People can choose to re-infer vectors for the training texts – & done right, these might even be a tad better than the leftover training-time-vectors – but that's a lot more time-consuming than looking up a precalculated doc-vector.

If you're only interested in inference, then yes, the .dv values left over from training aren't needed.

From a quick glance at the code, I'm not seeing anything that looks like it would obviously break if you just del the .dv attribute from the model object before trying a .save() then .load(). So, if you tried that and it didn't work, it'd be good to see the error(s) you hit, in which version of Gensim.

(If for some reason the Gensim save/load do break when .dv is absent, it might be possible to make them tolerant of its being missing. Alternatively, it might be sufficient to manually del the attribute then use standard Python pick It might work to just delete the property, then use Python pickling to store/reload instead of the gensim .save()/.load() methods.)

gojomo avatar Feb 25 '22 09:02 gojomo

Thank you. Setting model.dv = KeyedVectors(model.vector_size) solves the problem.

However, I looked through gensim 4.1.2 and I do not see any "method that finalized training and cleaned up attributes not needed for inference".


BTW, model.dv = None does not work:

    624         epochs = epochs or self.epochs
    625 
--> 626         doctag_vectors = pseudorandom_weak_vector(self.dv.vector_size, seed_string=' '.join(doc_words))
    627         doctag_vectors = doctag_vectors.reshape(1, self.dv.vector_size)
    628 

AttributeError: 'NoneType' object has no attribute 'vector_size'`

Doc2Vec saved vector_size in the dv.

zhang8473 avatar Feb 27 '22 04:02 zhang8473

That suggests (though there might be other complications) that we could make the class reobust against a mere deletion of the .dv attribute by retrieving the vector_size rom elsewhere... either some other cached attribute (mildly redundant with the configuration in .dv in the common-case), or perhaps via whichever syn1neg/syn1 internal matrix that will "always" be present.

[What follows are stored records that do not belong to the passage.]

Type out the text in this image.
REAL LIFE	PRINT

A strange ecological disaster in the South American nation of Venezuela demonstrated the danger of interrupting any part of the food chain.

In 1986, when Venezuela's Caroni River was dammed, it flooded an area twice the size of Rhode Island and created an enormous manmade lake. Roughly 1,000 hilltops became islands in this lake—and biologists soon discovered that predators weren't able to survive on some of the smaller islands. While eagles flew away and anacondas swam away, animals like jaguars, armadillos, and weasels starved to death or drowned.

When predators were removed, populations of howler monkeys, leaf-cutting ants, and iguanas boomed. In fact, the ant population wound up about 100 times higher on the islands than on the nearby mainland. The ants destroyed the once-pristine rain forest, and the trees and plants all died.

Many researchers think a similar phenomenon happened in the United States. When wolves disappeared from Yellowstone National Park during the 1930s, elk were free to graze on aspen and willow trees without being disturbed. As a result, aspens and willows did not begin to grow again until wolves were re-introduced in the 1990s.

gojomo avatar Feb 28 '22 17:02 gojomo

Obligatory question… any appetite for a PR? @zhang8473 @gojomo

piskvorky avatar Feb 28 '22 17:02 piskvorky

I'm not qualified to propose solutions, but I am also interested in understanding the best approach for shrinking trained Doc2Vec model size. I'm looking forward to some additional documentation.

We train large Doc2Vec models (20+ GiB) but only use them for vector inference on (new, unseen) texts. Dropping .dv radically shrinks the file size while still permitting usage of .infer_vector(...). However, I am concerned about unforeseen consequences.